An excellent antique sterling silver tray by this prestigious maker. With flower decorated carrying handles and winged feet. The hand engraved centre is particularly attractive with flowers and scrolls. There is an intertwined engraved monogram to the centre. Good weight 3044 grams, 97.8 troy ounces. Spread 59 cms. Length 47 cms. Width 38 cms. London 1816. Maker Benjamin Smith.
This fine antique tray is in excellent condition with no damage. The silver marks are clear and easy to read. The centre engraving is crisp. There are signs on the back of an earlier inscription which has been removed and the innermost edge of engraved decoration has slightly lost definition (see last photo). Please note that this item is not new and will show moderate signs of wear commensurate with age. Reflections in the photograph may detract from the true representation of this item.
Maker: Benjamin Smith
Benjamin Smith II, London silversmith. Originally of Birmingham, born 15 December 1764, first marriage 1788. Grimwade records first mention of Benjamin Smith through a 3rd party recommendation as 'an Ingeneous Chaser' in 1790 to Matthew Boulton at Birmingham. By September 1792 the firm of Boulton and Smith, latchet manufacturers was in existence. In 1801 Benjamin withdrew from the partnership and went to London. On 1 February 1802, Benjamin married for a second time to Mary Shiers at Greenwich Church and was presumably setting up the workshop there. First mark, in partnership with Digby Scott, 4 October 1802. Second mark together, 21 March 1803. The partnership apparently dissolved by 11 May 1807, when Smith entered a third separate mark. Fourth mark, 25 June 1807. Fifth mark in partnership with his brother James 1809. Sixth separate mark, 1812. Seventh mark, 1814. Eighth mark in partnership with his son Benjamin, 1816. Ninth mark alone again, 1818. By his first marriage Smith had four sons, of whom Benjamin was the eldest and three daughters, and by Mary Shiers a fourth daughter in 1803 at Greenwich. His third son Digby, born 2 June 1797, may be assumed to be the godson of Digby Scott. It appears that Smith was of a difficult and probably irascible nature and is this borne out by the variations in his entry of marks with and without partners. His firm was of course, together with Storr, manufacturing almost entirely for Rundell and Bridge, and it seems that the later may have supported Smith's move to London. The firm's most important production is probably The Jamaica Service of 1803 in The Royal Collection.
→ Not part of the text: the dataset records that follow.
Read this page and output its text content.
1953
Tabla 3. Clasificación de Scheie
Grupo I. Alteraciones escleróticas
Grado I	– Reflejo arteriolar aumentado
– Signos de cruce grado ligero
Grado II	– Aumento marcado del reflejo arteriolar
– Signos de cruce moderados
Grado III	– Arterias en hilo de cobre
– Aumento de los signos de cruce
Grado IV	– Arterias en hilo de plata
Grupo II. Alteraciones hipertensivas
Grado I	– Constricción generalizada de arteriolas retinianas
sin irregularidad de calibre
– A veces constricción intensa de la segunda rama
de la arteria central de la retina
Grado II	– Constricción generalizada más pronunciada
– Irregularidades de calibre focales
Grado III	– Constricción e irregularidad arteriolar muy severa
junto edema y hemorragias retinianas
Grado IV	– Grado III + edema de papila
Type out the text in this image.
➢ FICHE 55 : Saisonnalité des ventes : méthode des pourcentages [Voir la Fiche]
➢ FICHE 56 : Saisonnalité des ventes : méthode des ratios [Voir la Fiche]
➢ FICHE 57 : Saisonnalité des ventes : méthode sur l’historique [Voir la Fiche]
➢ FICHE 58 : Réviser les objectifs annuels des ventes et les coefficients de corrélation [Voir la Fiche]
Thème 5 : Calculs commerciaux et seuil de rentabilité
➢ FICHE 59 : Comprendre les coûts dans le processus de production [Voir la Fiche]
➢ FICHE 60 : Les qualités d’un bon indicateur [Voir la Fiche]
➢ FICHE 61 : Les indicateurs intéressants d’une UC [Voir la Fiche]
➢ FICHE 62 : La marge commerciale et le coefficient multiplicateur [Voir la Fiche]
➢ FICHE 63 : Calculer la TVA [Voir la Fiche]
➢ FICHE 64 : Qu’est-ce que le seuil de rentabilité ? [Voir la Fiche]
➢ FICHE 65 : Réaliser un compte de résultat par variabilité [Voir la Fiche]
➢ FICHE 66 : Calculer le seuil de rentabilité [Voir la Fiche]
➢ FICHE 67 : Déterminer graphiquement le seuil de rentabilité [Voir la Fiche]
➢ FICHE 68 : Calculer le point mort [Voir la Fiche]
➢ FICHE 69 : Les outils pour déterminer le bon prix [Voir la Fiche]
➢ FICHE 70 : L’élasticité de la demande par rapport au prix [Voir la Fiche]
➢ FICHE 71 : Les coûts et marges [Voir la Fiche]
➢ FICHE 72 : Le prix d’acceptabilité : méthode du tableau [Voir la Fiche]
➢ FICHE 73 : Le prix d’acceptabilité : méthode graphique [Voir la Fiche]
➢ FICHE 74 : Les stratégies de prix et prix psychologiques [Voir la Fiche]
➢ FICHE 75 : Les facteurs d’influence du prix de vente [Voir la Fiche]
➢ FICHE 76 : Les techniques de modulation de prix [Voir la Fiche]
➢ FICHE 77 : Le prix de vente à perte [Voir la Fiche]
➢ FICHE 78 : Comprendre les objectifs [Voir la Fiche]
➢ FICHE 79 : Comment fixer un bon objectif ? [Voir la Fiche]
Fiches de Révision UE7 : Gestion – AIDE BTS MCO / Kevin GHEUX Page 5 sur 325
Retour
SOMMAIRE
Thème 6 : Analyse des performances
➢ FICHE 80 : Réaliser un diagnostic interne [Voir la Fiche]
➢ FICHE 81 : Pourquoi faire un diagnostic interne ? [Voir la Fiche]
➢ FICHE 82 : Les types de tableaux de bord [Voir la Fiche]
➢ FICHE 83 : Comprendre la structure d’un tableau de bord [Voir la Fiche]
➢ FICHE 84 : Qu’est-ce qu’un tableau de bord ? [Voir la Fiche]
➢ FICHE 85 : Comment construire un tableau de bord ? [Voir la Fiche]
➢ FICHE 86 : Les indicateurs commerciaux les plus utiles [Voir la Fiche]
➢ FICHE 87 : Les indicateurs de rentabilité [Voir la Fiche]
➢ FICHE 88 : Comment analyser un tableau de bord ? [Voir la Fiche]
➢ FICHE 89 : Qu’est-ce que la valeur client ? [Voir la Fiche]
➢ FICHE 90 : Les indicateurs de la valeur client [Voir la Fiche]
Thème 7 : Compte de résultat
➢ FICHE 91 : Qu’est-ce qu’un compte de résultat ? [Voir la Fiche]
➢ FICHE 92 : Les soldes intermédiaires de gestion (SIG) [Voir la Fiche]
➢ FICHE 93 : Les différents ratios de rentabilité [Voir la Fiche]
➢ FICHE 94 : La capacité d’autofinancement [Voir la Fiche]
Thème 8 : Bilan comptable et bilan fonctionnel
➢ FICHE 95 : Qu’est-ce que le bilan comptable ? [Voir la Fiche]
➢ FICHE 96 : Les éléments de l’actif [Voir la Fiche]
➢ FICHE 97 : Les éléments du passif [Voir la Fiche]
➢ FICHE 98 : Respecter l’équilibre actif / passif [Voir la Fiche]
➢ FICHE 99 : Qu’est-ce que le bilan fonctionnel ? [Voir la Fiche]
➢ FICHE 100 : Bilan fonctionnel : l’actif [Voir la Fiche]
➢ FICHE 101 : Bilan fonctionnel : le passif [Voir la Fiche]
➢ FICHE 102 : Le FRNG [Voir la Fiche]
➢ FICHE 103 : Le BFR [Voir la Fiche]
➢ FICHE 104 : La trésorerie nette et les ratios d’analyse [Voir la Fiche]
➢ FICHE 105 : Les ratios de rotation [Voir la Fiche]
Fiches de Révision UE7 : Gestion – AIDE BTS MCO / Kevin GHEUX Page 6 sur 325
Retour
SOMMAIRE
The silver-gilt trays, baskets, and wine coasters with open-work vine borders are among the most distinctive and accomplished achievements. The designs, so closely related to those of Storr, most almost certainly stemmed from central control by Rundell and Bridge. Benjamin Smith III, eldest son of Benjamin Smith II, apprenticed to his father 1808, free 1821. 1st mark with his father 1816. 2nd mark alone. 3rd mark, 2 sizes, 1822. 4th mark, 2 sizes, 1837. Livery 1842. Died 1850.